The percentage of Texans living in poverty dropped from 18.5 percent in 2011 to 17.9 percent in 2012, marking the first decline in the state since the recession began in 2008.

A home in the El Cenizo colonia in Laredo, TX. August 23, 2013.

Texas is one of two states in which the poverty rate declined between 2011 and 2012, according to data released late Wednesday from the U.S. Census Bureau’s American Community Survey.

The percentage of Texans living in poverty dropped from 18.5 percent to 17.9 percent, marking the first decline in the state since the recession began, in 2008. The only other state that saw its poverty rate drop was Minnesota.

Still, Texas’ poverty rate remained above the national rate, and above the state's pre-recession rate. (Check out our interactive here.) 

About one in four children in Texas lived below the poverty level — $23,492 for a family of four — in 2012, a decrease from 2011.

“It’s really encouraging that we’re moving in the right direction, but we still have a significant proportion of our population that needs help,” said Frances Deviney, who tracks child welfare at the Center for Public Policy Priorities, a liberal think tank that advocates for low-income Texans. “We’ve still got a ways to go before we get back to the healthy family economy we had before the recession.”

Nationally, the poverty rate did not change between 2011 and 2012, staying at 15.9 percent after having increased for four years in a row, according to a census report comparing the new data to that of previous years.
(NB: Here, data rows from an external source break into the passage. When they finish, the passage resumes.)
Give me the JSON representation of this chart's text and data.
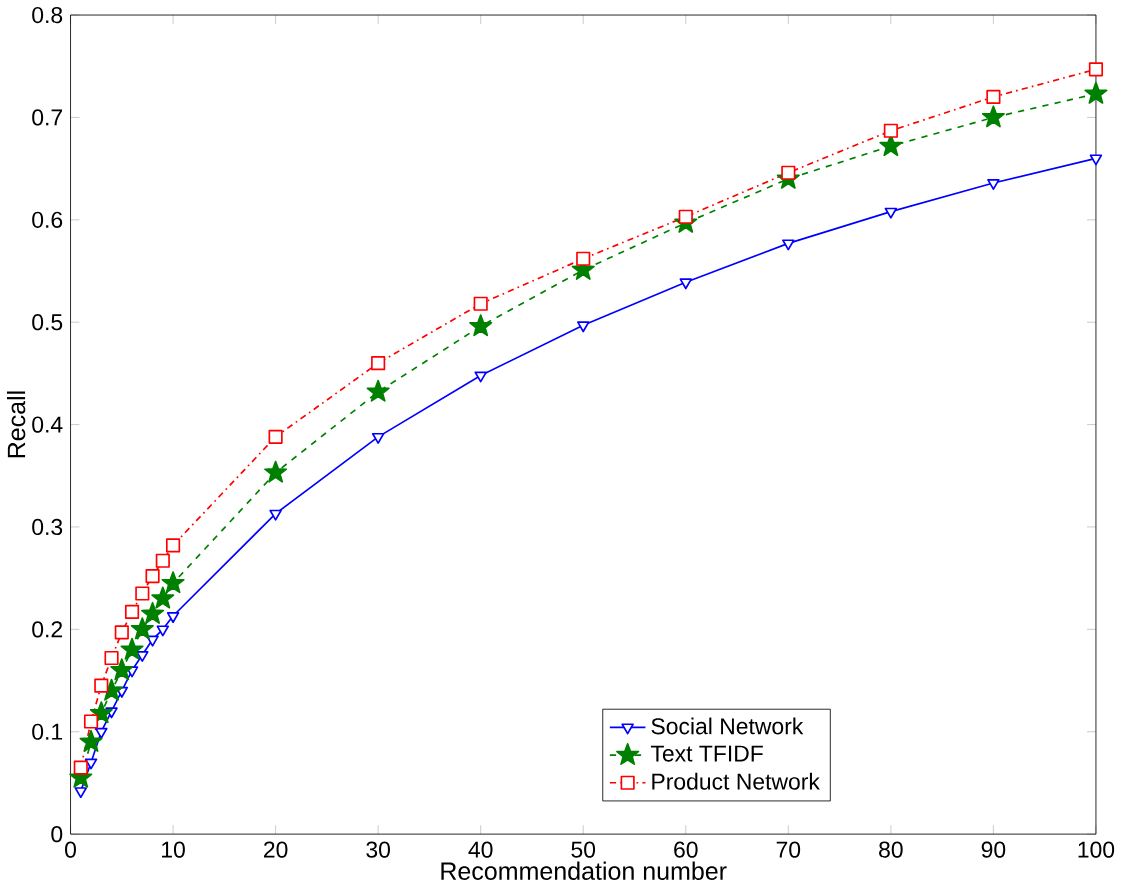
{
  "chart_data": {
    "type": "line",
    "xlabel": "Recommendation number",
    "ylabel": "Recall",
    "x": [
      1,
      2,
      3,
      4,
      5,
      6,
      7,
      8,
      9,
      10,
      20,
      30,
      40,
      50,
      60,
      70,
      80,
      90,
      100
    ],
    "series": [
      {
        "name": "Social Network",
        "color": "#0000ff",
        "marker": "triangle",
        "line_style": "solid",
        "values": [
          0.042,
          0.07,
          0.1,
          0.12,
          0.14,
          0.16,
          0.175,
          0.19,
          0.2,
          0.213,
          0.313,
          0.388,
          0.448,
          0.497,
          0.539,
          0.577,
          0.608,
          0.636,
          0.66
        ]
      },
      {
        "name": "Text TFIDF",
        "color": "#008000",
        "marker": "star",
        "line_style": "dashed",
        "values": [
          0.055,
          0.09,
          0.118,
          0.14,
          0.16,
          0.18,
          0.2,
          0.215,
          0.23,
          0.245,
          0.353,
          0.432,
          0.496,
          0.551,
          0.597,
          0.64,
          0.672,
          0.7,
          0.723
        ]
      },
      {
        "name": "Product Network",
        "color": "#ff0000",
        "marker": "square",
        "line_style": "dashdot",
        "values": [
          0.065,
          0.11,
          0.145,
          0.172,
          0.197,
          0.217,
          0.235,
          0.252,
          0.267,
          0.282,
          0.388,
          0.46,
          0.518,
          0.562,
          0.603,
          0.646,
          0.687,
          0.72,
          0.747
        ]
      }
    ],
    "xlim": [
      0,
      100
    ],
    "xticks": [
      0,
      10,
      20,
      30,
      40,
      50,
      60,
      70,
      80,
      90,
      100
    ],
    "ylim": [
      0,
      0.8
    ],
    "yticks": [
      0,
      0.1,
      0.2,
      0.3,
      0.4,
      0.5,
      0.6,
      0.7,
      0.8
    ],
    "grid": false,
    "legend": "bottom"
  }
}
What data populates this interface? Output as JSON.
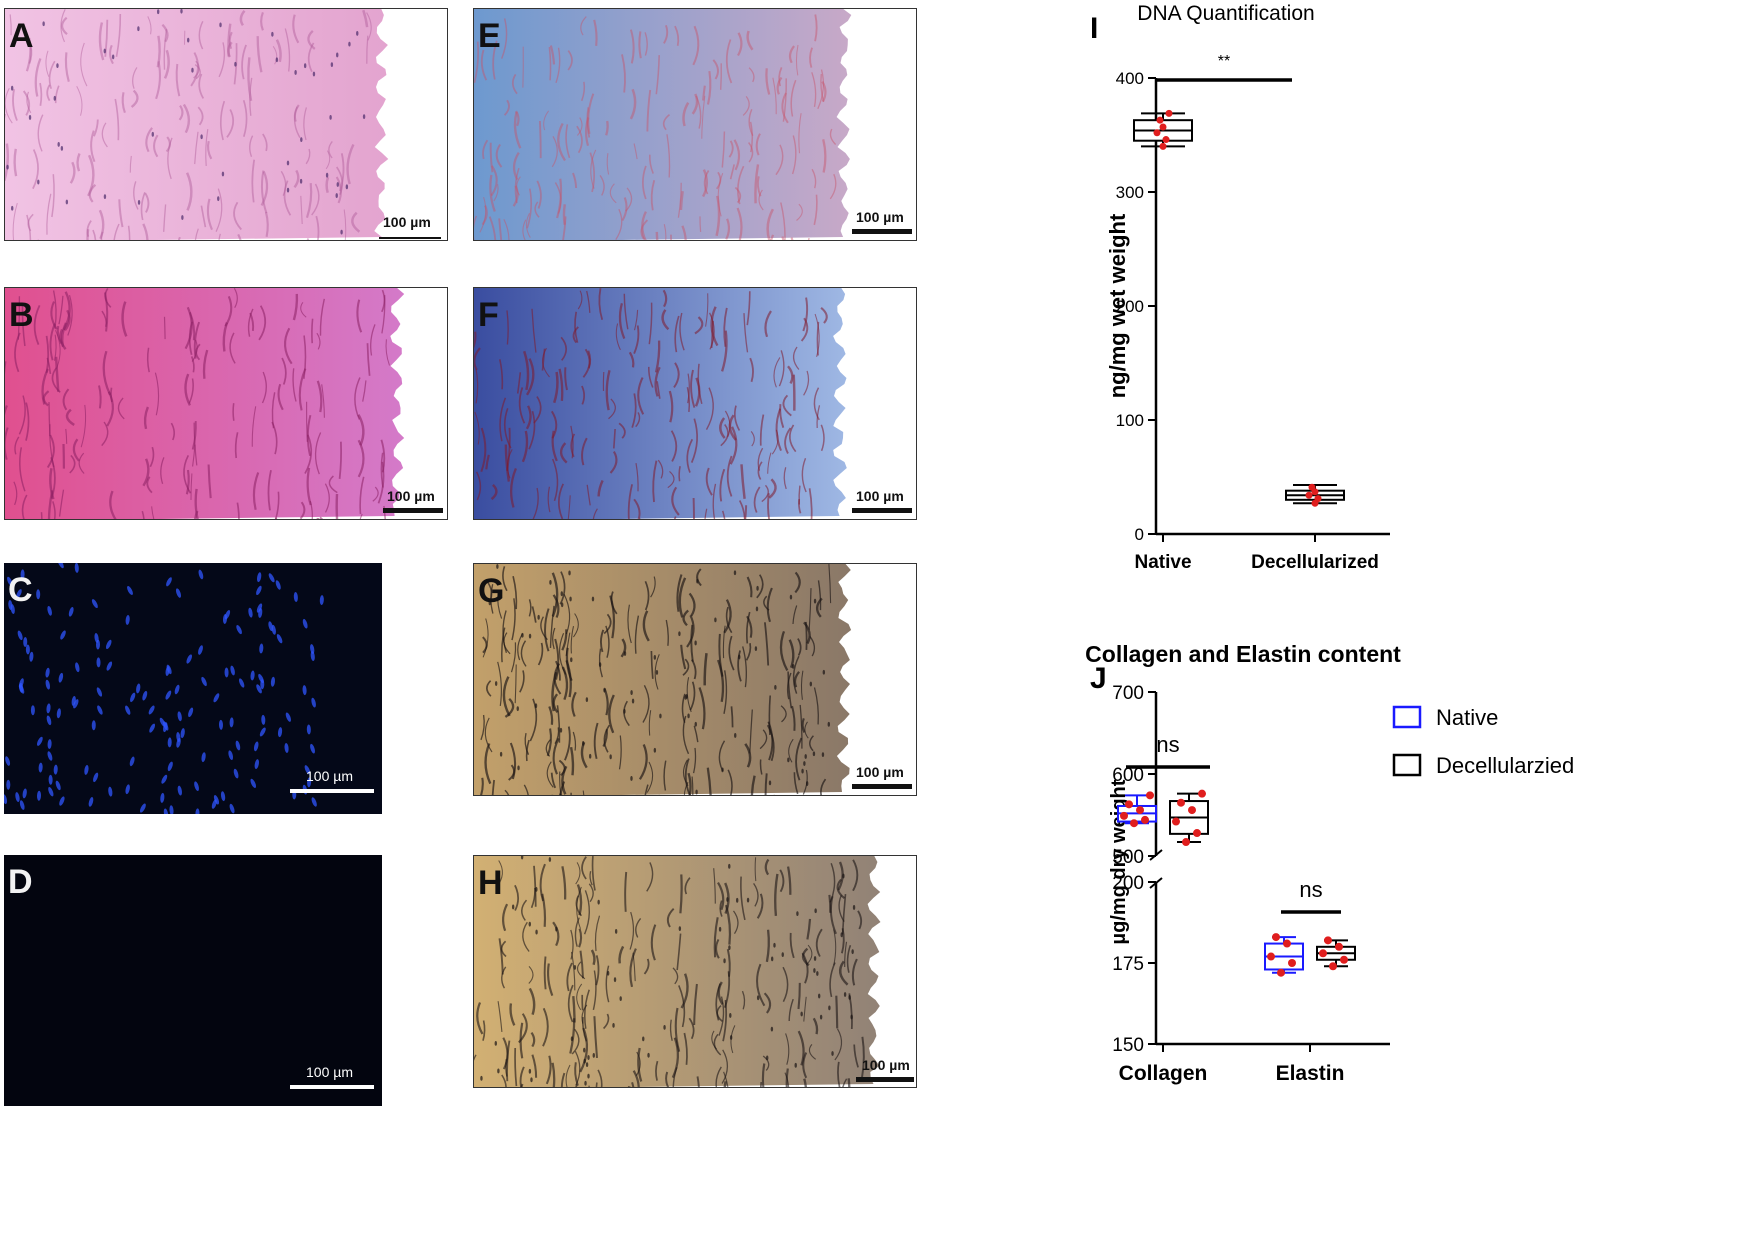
{
  "panels": [
    {
      "label": "A",
      "scale": "100 µm",
      "base": "#ecb8d9",
      "stain": "he"
    },
    {
      "label": "B",
      "scale": "100 µm",
      "base": "#d864b8",
      "stain": "pas"
    },
    {
      "label": "C",
      "scale": "100 µm",
      "base": "#060a20",
      "stain": "dapi"
    },
    {
      "label": "D",
      "scale": "100 µm",
      "base": "#050714",
      "stain": "dapi-neg"
    },
    {
      "label": "E",
      "scale": "100 µm",
      "base": "#a9bedd",
      "stain": "masson"
    },
    {
      "label": "F",
      "scale": "100 µm",
      "base": "#8aa6d8",
      "stain": "masson2"
    },
    {
      "label": "G",
      "scale": "100 µm",
      "base": "#9c8a74",
      "stain": "vvg"
    },
    {
      "label": "H",
      "scale": "100 µm",
      "base": "#9c8a74",
      "stain": "vvg2"
    }
  ],
  "figure_labels": {
    "I": "I",
    "J": "J"
  },
  "chart_data": [
    {
      "type": "box",
      "title": "DNA Quantification",
      "ylabel": "ng/mg wet weight",
      "xlabel": "",
      "ylim": [
        0,
        400
      ],
      "yticks": [
        0,
        100,
        200,
        300,
        400
      ],
      "categories": [
        "Native",
        "Decellularized"
      ],
      "series": [
        {
          "category": "Native",
          "color": "#000000",
          "min": 340,
          "q1": 345,
          "median": 354,
          "q3": 363,
          "max": 369,
          "points": [
            340,
            346,
            352,
            357,
            363,
            369
          ]
        },
        {
          "category": "Decellularized",
          "color": "#000000",
          "min": 27,
          "q1": 30,
          "median": 34,
          "q3": 38,
          "max": 43,
          "points": [
            27,
            31,
            34,
            37,
            41
          ]
        }
      ],
      "point_color": "#e01e1e",
      "significance": [
        {
          "between": [
            "Native",
            "Decellularized"
          ],
          "label": "**"
        }
      ]
    },
    {
      "type": "box",
      "title": "Collagen and Elastin content",
      "ylabel": "µg/mg dry weight",
      "xlabel": "",
      "broken_axis": true,
      "ylim_upper": [
        500,
        700
      ],
      "yticks_upper": [
        500,
        600,
        700
      ],
      "ylim_lower": [
        150,
        200
      ],
      "yticks_lower": [
        150,
        175,
        200
      ],
      "categories": [
        "Collagen",
        "Elastin"
      ],
      "series": [
        {
          "name": "Native",
          "color": "#1a1aff",
          "boxes": [
            {
              "category": "Collagen",
              "min": 540,
              "q1": 542,
              "median": 552,
              "q3": 561,
              "max": 574,
              "points": [
                540,
                544,
                549,
                556,
                563,
                574
              ]
            },
            {
              "category": "Elastin",
              "min": 172,
              "q1": 173,
              "median": 177,
              "q3": 181,
              "max": 183,
              "points": [
                172,
                175,
                177,
                181,
                183
              ]
            }
          ]
        },
        {
          "name": "Decellularzied",
          "color": "#000000",
          "boxes": [
            {
              "category": "Collagen",
              "min": 517,
              "q1": 527,
              "median": 547,
              "q3": 567,
              "max": 576,
              "points": [
                517,
                528,
                542,
                556,
                565,
                576
              ]
            },
            {
              "category": "Elastin",
              "min": 174,
              "q1": 176,
              "median": 178,
              "q3": 180,
              "max": 182,
              "points": [
                174,
                176,
                178,
                180,
                182
              ]
            }
          ]
        }
      ],
      "point_color": "#e01e1e",
      "legend": {
        "position": "right",
        "items": [
          "Native",
          "Decellularzied"
        ]
      },
      "significance": [
        {
          "category": "Collagen",
          "label": "ns"
        },
        {
          "category": "Elastin",
          "label": "ns"
        }
      ]
    }
  ]
}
U.S. median household income — $51,371 in 2012 — also did not change significantly. Across the country in 2012, the poverty rate was higher and incomes were lower than in 2007, before the recession.

Among Texas’ metropolitan areas in 2012, poverty was especially high in the Rio Grande Valley, with about one in three people in the Brownsville-Harlingen and McAllen-Edinburg areas living below the poverty level.

Deviney said the poverty measure is important to look at because it’s a predictor of health, education and employment outcomes.

But Chuck DeVore, vice president of policy at the Texas Public Policy Foundation, a conservative think tank that advocates for small government, said it’s not a good measure because it fails to take into account the value of government benefits and regional differences in cost of living.

Still, he said Texas’ declining poverty rate is related to the state’s low regulatory burden for businesses and the lack of a state income tax.

“We believe this is directly connected to the fact that in Texas, people have the opportunity to work and to create businesses and to participate in the American Dream,” he said.

Fast-growing Midland, where an oil boom has brought lucrative jobs, had the highest median household income among Texas’ metropolitan areas in 2012 at $61,331.

Austin had the second-highest median household income among the state’s metro areas at $59,433, followed by Dallas at $56,954 and Houston at $55,910. Those median incomes, as well as that of Midland’s, were not statistically different from 2011. But San Antonio did see an increase in median household income, to $51,486 in 2012 from $49,599 in 2011. The lowest income among Texas’ metro areas was in Brownsville-Harlingen, at $30,953.

Texas’ median household income of $50,740 in 2012 was unchanged from the previous year. State median household incomes in 2012 ranged from $37,095 in Mississippi to $71,122 in Maryland.